On sent clairement l'influence autobiographique dans ce roman qui nous promène d'un endroit particulier à l'autre. Une narratrice orpheline dont nous ne connaîtront pas le nom et dont le caractère est d'ailleurs assez flou nous raconte sa famille, désargentée mais profondément ancrée dans les traditions. Le personnage de l'arrière grand-mère Webster, où la jeune fille est amenée à passer une convalescence, règne comme un oiseau de mauvais augure, assise bien droite dans son inconfortable chaise de salon. Great Granny Webster n'est qu'apparence, correctitude, courage à toute épreuve. Vous savez, le motto anglais, keep calm and carry on? Ben c'est ça. Dans son cas, on pourrait dire "keep still (on your ass) and carry on". Notre narratrice passe quelques mois infernaux et quitte ensuite cette maison.
Ce sera par contre le point de départ pour tenter de reconstituer sa famille, son héritage. C'est sa voix à elle, condensé d'humour noir tout en restant très factuel, prosaïque et en faisant ressortir malgré tout le comique dans la tragédie, qui fait tout le sel du roman. Ce personnage, qui donne le ton au récit, demeure malgré tout très flou, comme si nous ne savions pas quelle part de l'héritage familial elle avait vraiment en elle. Entre son père décédé en Birmanie dont elle tente désespérément de se souvenir, sa tante alcoolique, suicidaire et perpétuellement joyeuse et légère (en apparence, bien entendu) et la grand-mère folle et persuadée de parler aux fées, nous découvrons petit à petit cette famille, cette histoire, inspirée de celle de l'auteure, flamboyante femme issue de la petite noblesse Anglo-Irlandaise et ayant vécu une vie mouvementée.

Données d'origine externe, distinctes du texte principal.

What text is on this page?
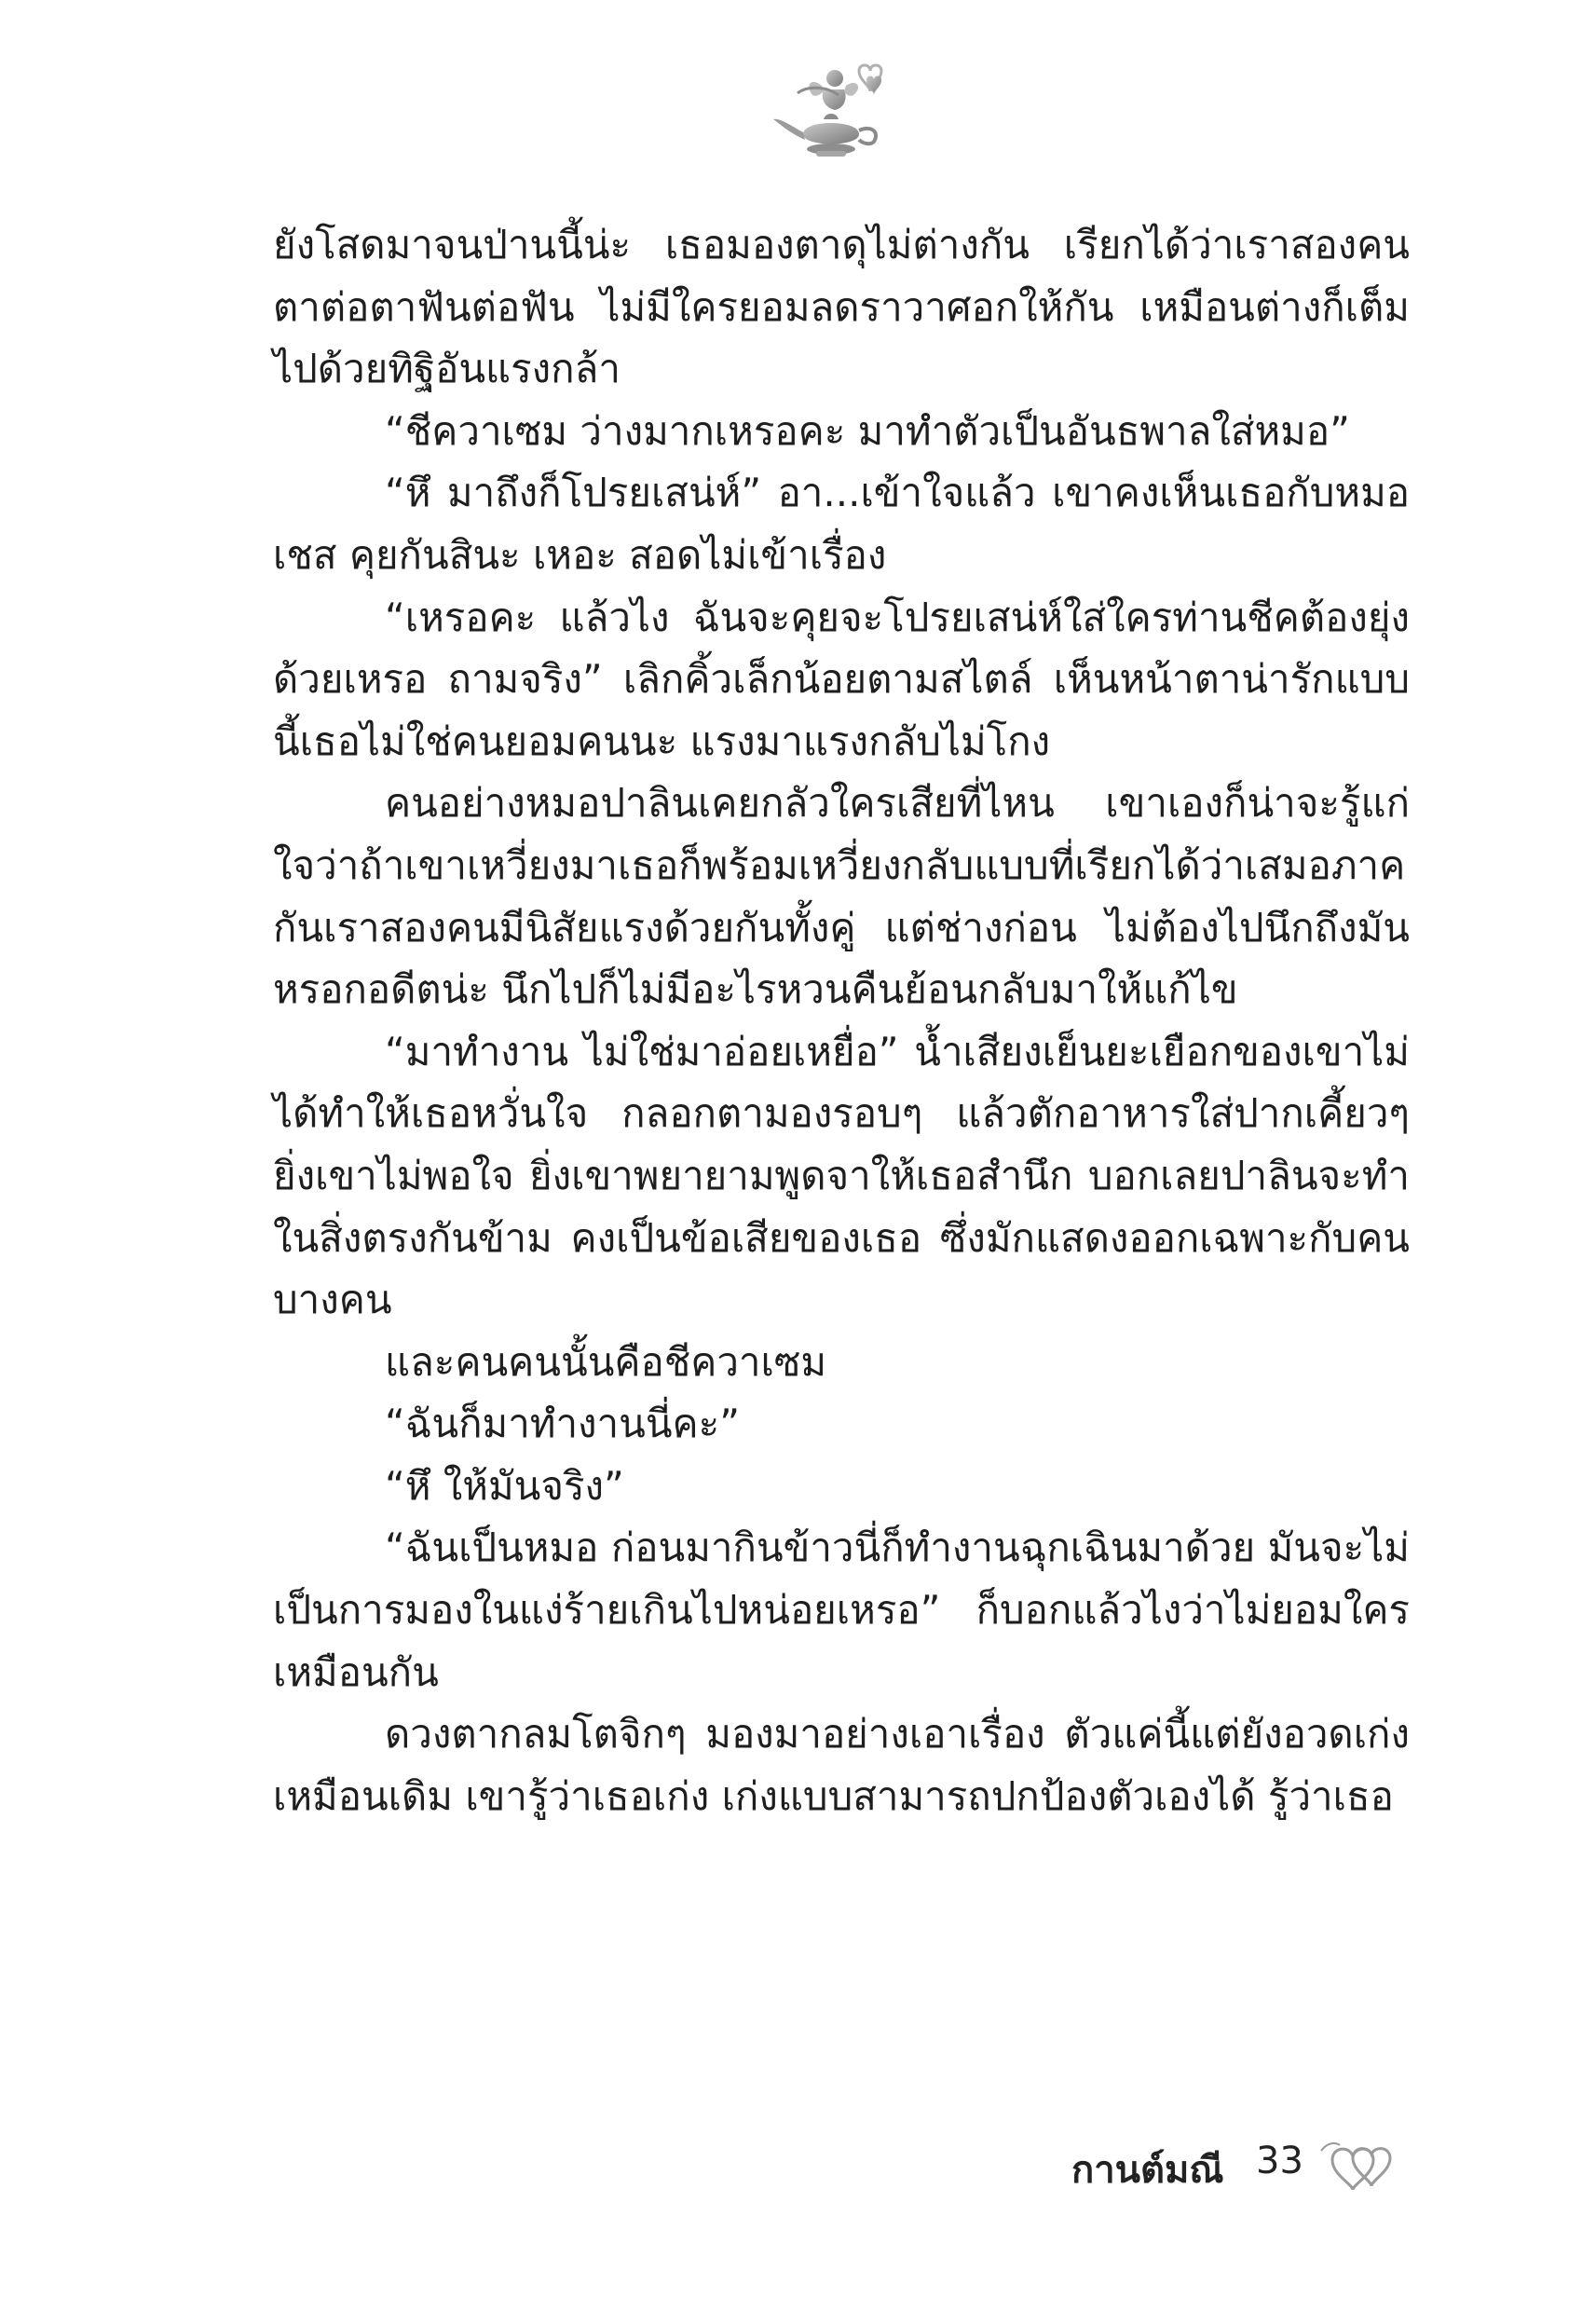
ยังโสดมาจนป่านนี้น่ะ เธอมองตาดุไม่ต่างกัน เรียกได้ว่าเราสองคน ตาต่อตาฟันต่อฟัน ไม่มีใครยอมลดราวาศอกให้กัน เหมือนต่างก็เต็มไปด้วยทิฐิอันแรงกล้า

“ชีควาเซม ว่างมากเหรอคะ มาทำตัวเป็นอันธพาลใส่หมอ”

“หึ มาถึงก็โปรยเสน่ห์” อา...เข้าใจแล้ว เขาคงเห็นเธอกับหมอเชส คุยกันสินะ เหอะ สอดไม่เข้าเรื่อง

“เหรอคะ แล้วไง ฉันจะคุยจะโปรยเสน่ห์ใส่ใครท่านชีคต้องยุ่งด้วยเหรอ ถามจริง” เลิกคิ้วเล็กน้อยตามสไตล์ เห็นหน้าตาน่ารักแบบนี้เธอไม่ใช่คนยอมคนนะ แรงมาแรงกลับไม่โกง

คนอย่างหมอปาลินเคยกลัวใครเสียที่ไหน เขาเองก็น่าจะรู้แก่ใจว่าถ้าเขาเหวี่ยงมาเธอก็พร้อมเหวี่ยงกลับแบบที่เรียกได้ว่าเสมอภาคกันเราสองคนมีนิสัยแรงด้วยกันทั้งคู่ แต่ช่างก่อน ไม่ต้องไปนึกถึงมันหรอกอดีตน่ะ นึกไปก็ไม่มีอะไรหวนคืนย้อนกลับมาให้แก้ไข

“มาทำงาน ไม่ใช่มาอ่อยเหยื่อ” น้ำเสียงเย็นยะเยือกของเขาไม่ได้ทำให้เธอหวั่นใจ กลอกตามองรอบๆ แล้วตักอาหารใส่ปากเคี้ยวๆ ยิ่งเขาไม่พอใจ ยิ่งเขาพยายามพูดจาให้เธอสำนึก บอกเลยปาลินจะทำในสิ่งตรงกันข้าม คงเป็นข้อเสียของเธอ ซึ่งมักแสดงออกเฉพาะกับคนบางคน

และคนคนนั้นคือชีควาเซม

“ฉันก็มาทำงานนี่คะ”

“หึ ให้มันจริง”

“ฉันเป็นหมอ ก่อนมากินข้าวนี่ก็ทำงานฉุกเฉินมาด้วย มันจะไม่เป็นการมองในแง่ร้ายเกินไปหน่อยเหรอ” ก็บอกแล้วไงว่าไม่ยอมใครเหมือนกัน

ดวงตากลมโตจิกๆ มองมาอย่างเอาเรื่อง ตัวแค่นี้แต่ยังอวดเก่งเหมือนเดิม เขารู้ว่าเธอเก่ง เก่งแบบสามารถปกป้องตัวเองได้ รู้ว่าเธอ

กานต์มณี 33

Mais par dessus tout, je me souviendrai des atmosphères. Du manoir en ruines en Irlande du Nord, froid, humide, limite gothique, habité par un grand-père faible et ne voulant que le bonheur de sa femme qu'il a perdue depuis longtemps dans un univers féériqu à l'appartement londonien surchauffé et parfumé au lys de sa tante Lavinia (je n'ose même pas m'imaginer dans quel état je serais avec une telle odeur... ce serait l'urgence direct) en passant par la maison impeccable et sombre ou habite Great Granny Webster avec sa servante borgne et aussi âgée qu'elle, les lieux sont évocateurs et l'écriture de l'auteur nous amène directement dans ces bizarres d'endroits, habités par les personnalités fantasques (ou pas) de ceux qui les habitent. Si nous ne voyons pas tant que ça la fameuse arrière-grand-mère, son influence est présente dans tout le roman. Ultime survivante (ou presque) de sa lignée, elle pèse sur ses proches, quitte à les rendre un peu fous.
Un portrait d'époque (celui du père de la narratrice, raconté par un ami à lui, homme déboussolé dans un monde en pleine effervescence), des personnages abîmés mais une plume vivante, caustique et ironique à souhaits, qui nous amène directement dans cet univers à la fois glauque et glamour. Le tout en 108 pages. Ce n'est pas peu dire. Et quelle fin! Et lucky you, il est traduit et dispo en poche chez Livre de Poche!
Un roman qui se lit rapidement, mais auquel on pense longtemps.